Hi Henri,
I got referred to your load cell temperature compensation post on Hiveeyes, when I was exploring a post considering thermal drift management of load cells in combination with the HX711 ADC at the Arduino Forum.
In your example is shown that your approach reduced the thermal drift of a Bosch HX40 load cell by nearly a factor 8 to only 2 g (1 sigma over a 3 day period) which I think is a very good result indeed. If I understand correct the Bosch HX40 uses 4 strain gages (2 in compression and 2 in tensile mode:Single point load cell H40A | BOSCHE) in a full Wheatstone bridge and as such the load cells response is (partly) temperature compensated.
However, in your application you want to stretch the load cell into a high resolution range where its response shows some remaining temperature dependency in the order of a few g per K. Given the temperature dependency, derived by calibration, and the load cell temperature you should be able to correct for thermal variation improving the measurement resolution of the HX40. In your application you’ve measured the temperature of the environment rather than the load cell itself and you state that the load cell temperature won’t keep up instantly with environmental temperature variations because of its thermal mass and the limited heat-exchange with its environment.
To overcome this, you propose a thermal ‘model’ that estimates the load cell temperature response when it is exposed to a varying environmental temperature.
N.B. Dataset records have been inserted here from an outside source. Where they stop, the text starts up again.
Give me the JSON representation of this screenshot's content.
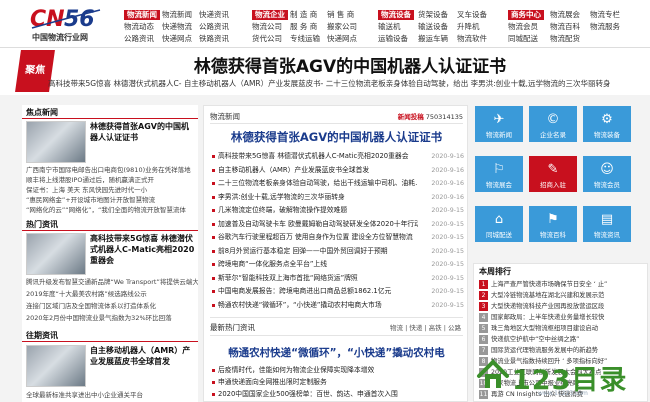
{
  "logo": {
    "mark": "CNSS",
    "net": "CN56.NET.CN",
    "subtitle": "中国物流行业网"
  },
  "nav": [
    {
      "head": "物流新闻",
      "cols": [
        [
          "物流新闻",
          "物流动态"
        ],
        [
          "快递资讯",
          "快递物流"
        ]
      ],
      "sub": [
        [
          "物流动态",
          "公路资讯"
        ],
        [
          "快递网点",
          "铁路资讯"
        ]
      ]
    },
    {
      "head": "物流企业",
      "cols": [
        [
          "制 造 商",
          "服 务 商"
        ]
      ],
      "sub": [
        [
          "企业招聘",
          "货代公司"
        ],
        [
          "快递网点",
          "专线运输"
        ]
      ]
    },
    {
      "head": "物流设备",
      "cols": [
        [
          "货架货架",
          "输送机"
        ]
      ],
      "sub": [
        [
          "叉车设备",
          "仓储设备"
        ],
        [
          "物流软件",
          "起重设备"
        ]
      ]
    }
  ],
  "nav_raw": {
    "g1": {
      "head": "物流新闻",
      "links": [
        "物流新闻",
        "快递资讯",
        "快递物流",
        "物流动态",
        "公路资讯",
        "快递网点",
        "公路资讯",
        "快递网点",
        "铁路资讯"
      ]
    },
    "g2": {
      "head": "物流企业",
      "links": [
        "制 造 商",
        "销 售 商",
        "物流公司",
        "物流企业",
        "服 务 商",
        "搬家公司",
        "货代公司",
        "专线运输",
        "快递网点"
      ]
    },
    "g3": {
      "head": "物流设备",
      "links": [
        "货架设备",
        "叉车设备",
        "物流机器人",
        "输送机",
        "输送设备",
        "升降机",
        "运输设备",
        "搬运车辆",
        "物流软件"
      ]
    },
    "g4": {
      "head": "商务中心",
      "links": [
        "物流展会",
        "物流专栏",
        "物流会员",
        "物流百科",
        "同城配送",
        "物流服务",
        "物流配货"
      ]
    }
  },
  "banner": {
    "tag": "聚焦",
    "title": "林德获得首张AGV的中国机器人认证证书",
    "subs": [
      "高科技带来5G惊喜 林德潜伏式机器人C-",
      "自主移动机器人（AMR）产业发展蓝皮书-",
      "二十三位物流老板亲身体验自动驾驶，给出",
      "李男洪:创业十载,远学物流的三次华丽转身"
    ]
  },
  "left": {
    "focus_title": "焦点新闻",
    "focus_caption": "林德获得首张AGV的中国机器人认证证书",
    "focus_items": [
      "广西南宁市国际电邮告出口电商包(9810)业务在凭祥落地",
      "顺丰将上线港股IPO通过后，随机赢满正式开",
      "保证书：上海 美天 东风快园先进时代一小",
      "“惠民网络金”+开设城市地图计开放智慧物流",
      "“网络化的云”“网络化”，“我们全面的物流开放智慧流体"
    ],
    "hot_title": "热门资讯",
    "hot_caption": "高科技带来5G惊喜 林德潜伏式机器人C-Matic亮相2020重器会",
    "hot_items": [
      "腾讯升级发布智慧交通新品牌“We Transport”将提供云端大",
      "2019年度“十大最美农村路”候选路线公示",
      "连接门区域门店及全国物流体系以打造体系化",
      "2020年2月份中国物流业景气指数为32%环比回落"
    ],
    "past_title": "往期资讯",
    "past_caption": "自主移动机器人（AMR）产业发展蓝皮书全球首发",
    "past_items": [
      "全球最新标准共享进出中小企业通关平台"
    ]
  },
  "center": {
    "tab": "物流新闻",
    "hotline_label": "新闻投稿",
    "hotline_num": "750314135",
    "headline": "林德获得首张AGV的中国机器人认证证书",
    "news": [
      {
        "t": "高科技带来5G惊喜 林德潜伏式机器人C-Matic亮相2020重器会",
        "d": "2020-9-16"
      },
      {
        "t": "自主移动机器人（AMR）产业发展蓝皮书全球首发",
        "d": "2020-9-16"
      },
      {
        "t": "二十三位物流老板亲身体验自动驾驶，给出干线运输中司机、油耗…",
        "d": "2020-9-16"
      },
      {
        "t": "李男洪:创业十载,远学物流的三次华丽转身",
        "d": "2020-9-16"
      },
      {
        "t": "几米物流定位终端，破解物流操作提效难题",
        "d": "2020-9-15"
      },
      {
        "t": "加速普及自动驾驶卡车 欧曼戴姆勒自动驾驶研发全体2020十年行动",
        "d": "2020-9-15"
      },
      {
        "t": "谷歌汽车行驶里程超百万 使用自身作为位置 建设全方位智慧物流",
        "d": "2020-9-15"
      },
      {
        "t": "前8月外贸运行基本稳定 回弹——中国外贸回调好于预期",
        "d": "2020-9-15"
      },
      {
        "t": "跨境电商“一体化服务点全平台”上线",
        "d": "2020-9-15"
      },
      {
        "t": "斯菲尔“智能科技双上海市首批“网络货运”牌照",
        "d": "2020-9-15"
      },
      {
        "t": "中国电商发展报告：跨境电商进出口商品总额1862.1亿元",
        "d": "2020-9-15"
      },
      {
        "t": "畅通农村快递“微循环”，“小快递”撬动农村电商大市场",
        "d": "2020-9-15"
      }
    ],
    "latest_title": "最新热门资讯",
    "latest_tabs": "物流 | 快递 | 高铁 | 公路",
    "latest_headline": "畅通农村快递“微循环”，“小快递”撬动农村电",
    "latest": [
      "后疫情时代，佳能如何为物流企业保障实现降本增效",
      "申通快递面向全网推出限时定制服务",
      "2020中国国家企业500强榜单：百世、韵达、申通首次入围"
    ]
  },
  "right": {
    "tiles": [
      {
        "label": "物流新闻",
        "icon": "news-icon",
        "glyph": "✈",
        "color": "#3a9ad9"
      },
      {
        "label": "企业名录",
        "icon": "company-icon",
        "glyph": "©",
        "color": "#3a9ad9"
      },
      {
        "label": "物流装备",
        "icon": "equipment-icon",
        "glyph": "⚙",
        "color": "#3a9ad9"
      },
      {
        "label": "物流展会",
        "icon": "expo-icon",
        "glyph": "⚐",
        "color": "#3a9ad9"
      },
      {
        "label": "招商入驻",
        "icon": "join-icon",
        "glyph": "✎",
        "color": "#c8101e"
      },
      {
        "label": "物流会员",
        "icon": "member-icon",
        "glyph": "☺",
        "color": "#3a9ad9"
      },
      {
        "label": "同城配送",
        "icon": "delivery-icon",
        "glyph": "⌂",
        "color": "#3a9ad9"
      },
      {
        "label": "物流百科",
        "icon": "wiki-icon",
        "glyph": "⚑",
        "color": "#3a9ad9"
      },
      {
        "label": "物流资讯",
        "icon": "info-icon",
        "glyph": "▤",
        "color": "#3a9ad9"
      }
    ],
    "rank_title": "本周排行",
    "ranks": [
      "上海严查严管快递市场确保节日安全 ‘ 止”",
      "大型冷链物流基地在湖北兴建和发展示范",
      "大型快递物流科技产业园再投放营运区段",
      "国家邮政局：上半年快递业务量增长较快",
      "珠三角地区大型物流枢纽项目建设启动",
      "快递航空护航中“空中丝绸之路”",
      "国际货运代理物流服务发展中的新趋势",
      "物流业景气指数持续回升 ‘ 多项指标向好”",
      "2020工业互联网创新发展大会四大看点",
      "两家物流上市公司中报业绩亮眼",
      "再游 CN Insights 出众 快速消费"
    ]
  },
  "watermark": {
    "text": "123目录",
    "url": "www.11223.com"
  }
}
A sophisticated but also elaborate approach used in various high accuracy systems where accuracy is valued above added complexity.
When I analyzed your data-file I was surprised to notice that according to your model the estimated load cell temperature is at most deviating 0.25 deg C from the ambient temperature during an ambient temperature variation of about 10 deg C per 12 hours. In your example the calculating effort to derive the load cells temperature from the ambient temperature variation with the suggested model adds up to a max correction of only 1 g compared to a more simple temperature correction using the ambient temperature.
Only if the ambient temperature variations are steeper or the delay time of the load cell is higher, the additional correction by the model will get significant with respect to your variation-goal of about 2 g. So this questions why to use the elaborate calculations which barely helps to improve the thermal drift correction, and in case it would why don’t put a temperature sensor onto the load cell directly so you obtain the load cells temperature by measurement instead of additional and elaborate calculations?
Despite this, I think, for this case, the thermal correction is quite useful and interesting as it shows to be able to reduce the measurement variation to 2 g (1 sigma over a 3 day period), and if I understand from your LOADCELL_DIVIDER value the measurement range of the H40A was 100 kg, you’ve achieved a noise level of only 20 ppm. This is at least 2-3 orders better as suggested achievable by National Instruments (How Is Temperature Affecting Your Strain Measurement Accuracy? - NI).
Your post inspired me in trying to extend the measurement range of some cheep halve-bridge load cells but this attempt failed due to higher drift values exceeding the thermal related drift see graph below, and for that I think the Bosch H40A load cells seem more suited.
I hope this may of be of some help for those who want to extend the normal operation range of load cells for their specific applications.